The group, which also included several Jewish members, was broken up in 1944 when 23 of its fighters were captured by German forces and sentenced to death by a military court.

Tchakarian managed to avoid the roundup and escaped to Bordeaux, where he remained active in the Resistance until the end of the war.

The Vichy government, which collaborated with the Nazis, attempted to discredit the group after anger surfaced over the executions, denouncing the fighters as “the army of crime.”

The government’s “Affiche Rouge” or “red poster” focused on the foreign and Jewish origins of the group as part of efforts to turn the populace against the Resistance. A film, titled Army Of Crime, was made about the group in 2009.

Tchakarian, who received multiple medals for his bravery after the war, was granted French citizenship in 1958. He received the Legion of Honor, France’s highest distinction, in 2012.

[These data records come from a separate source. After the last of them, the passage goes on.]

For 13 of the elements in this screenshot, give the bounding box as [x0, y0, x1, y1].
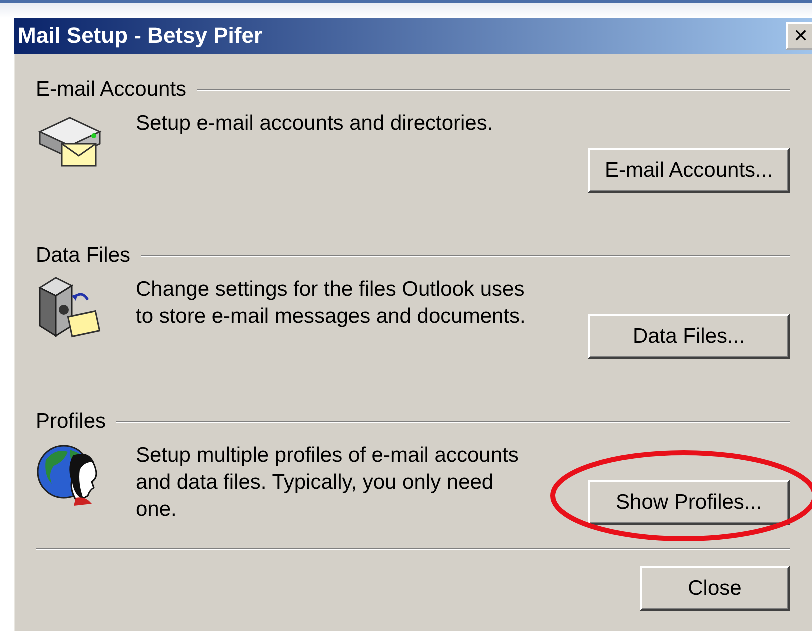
section-button[interactable]: E-mail Accounts...	[588, 148, 790, 193]
section-description: Setup e-mail accounts and directories.	[136, 111, 494, 137]
section-heading: Profiles	[36, 410, 106, 434]
section-button[interactable]: Data Files...	[588, 314, 790, 359]
window-title: Mail Setup - Betsy Pifer	[18, 23, 264, 49]
close-button[interactable]: ✕	[786, 22, 812, 50]
section-heading: E-mail Accounts	[36, 78, 187, 102]
section-heading: Data Files	[36, 244, 131, 268]
file-cabinet-icon	[36, 276, 102, 340]
section-description: Change settings for the files Outlook uses to store e-mail messages and documents.	[136, 277, 527, 330]
section-description: Setup multiple profiles of e-mail accounts and data files. Typically, you only need one.	[136, 443, 520, 523]
section-button[interactable]: Show Profiles...	[588, 480, 790, 525]
close-dialog-button[interactable]: Close	[640, 566, 790, 611]
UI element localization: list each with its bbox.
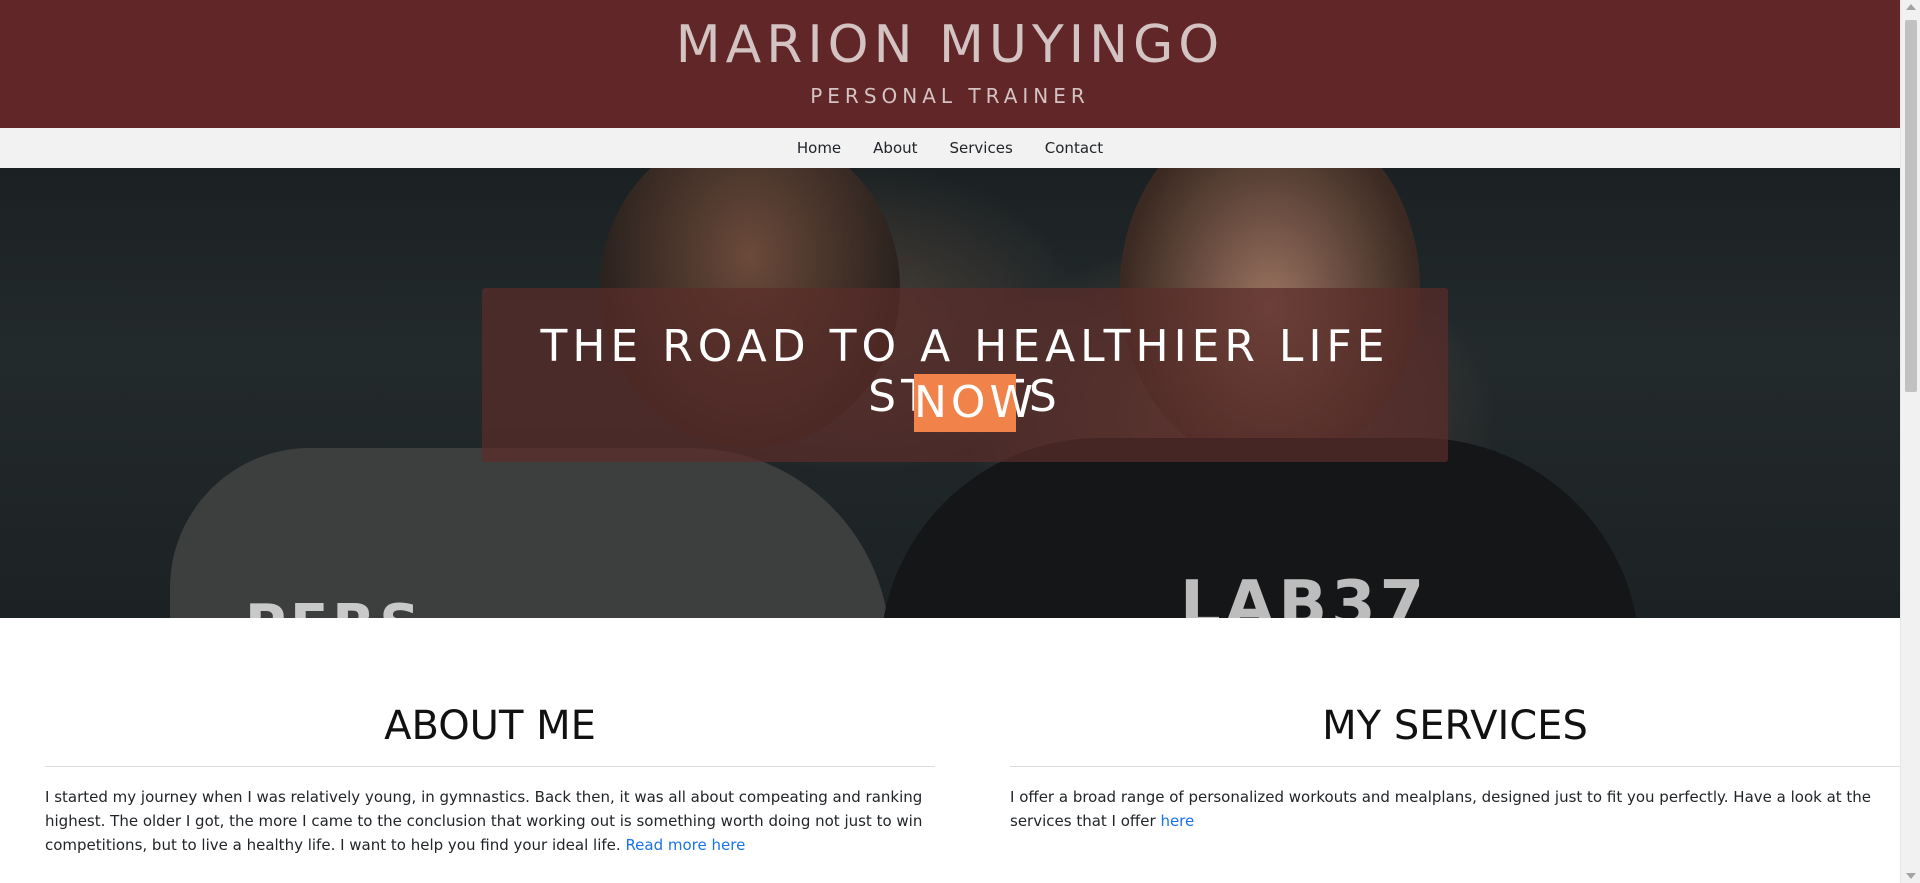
hero-headline-box: THE ROAD TO A HEALTHIER LIFE STARTS NOW (482, 288, 1448, 462)
about-divider (45, 766, 935, 767)
hero-highlight-now: NOW (914, 374, 1033, 432)
services-paragraph: I offer a broad range of personalized wo… (1010, 785, 1900, 833)
services-divider (1010, 766, 1900, 767)
scrollbar-thumb[interactable] (1905, 20, 1917, 392)
site-subtitle: PERSONAL TRAINER (810, 84, 1090, 108)
site-header: MARION MUYINGO PERSONAL TRAINER (0, 0, 1900, 128)
about-section: ABOUT ME I started my journey when I was… (45, 698, 935, 857)
page-scrollbar[interactable] (1900, 0, 1920, 883)
about-paragraph: I started my journey when I was relative… (45, 785, 935, 857)
hero-photo-shirt-lettering-right: LAB37 (1180, 568, 1429, 618)
site-title: MARION MUYINGO (675, 15, 1225, 75)
about-heading: ABOUT ME (384, 703, 596, 749)
nav-about-link[interactable]: About (857, 128, 933, 168)
about-text: I started my journey when I was relative… (45, 788, 923, 854)
hero-photo-shirt-lettering-left: PERS (245, 593, 424, 618)
services-text: I offer a broad range of personalized wo… (1010, 788, 1872, 830)
services-heading: MY SERVICES (1322, 703, 1588, 749)
services-section: MY SERVICES I offer a broad range of per… (1010, 698, 1900, 833)
nav-services-link[interactable]: Services (934, 128, 1029, 168)
nav-home-link[interactable]: Home (781, 128, 857, 168)
nav-contact-link[interactable]: Contact (1029, 128, 1119, 168)
read-more-link[interactable]: Read more here (625, 836, 745, 854)
main-nav: Home About Services Contact (0, 128, 1900, 168)
services-here-link[interactable]: here (1160, 812, 1194, 830)
scroll-down-arrow-icon[interactable] (1906, 873, 1916, 879)
scroll-up-arrow-icon[interactable] (1906, 4, 1916, 10)
hero-banner: PERS LAB37 THE ROAD TO A HEALTHIER LIFE … (0, 168, 1900, 618)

President Emmanuel Macron wrote on Twitter that Tchakarian was “a hero of the resistance and an indefatigable witness whose voice sounded strongly right to the end.”

After fighting in the legendary resistance group, Tchakarian’s historical and memorial tasks occupied him for the rest of his long life. He turned his home to an archival center, spoke at colleges and schools about the Nazi occupation of France, and campaigned for the recognition of the Armenians Genocide.

As recently June 18, the former resistance fighter attended a ceremony commemorating the French Resistance, Le Parisien reported.

“I’m sort of the last of the Mohicans, as they say,” Tchakarian said, according to French newspaper Le Figaro.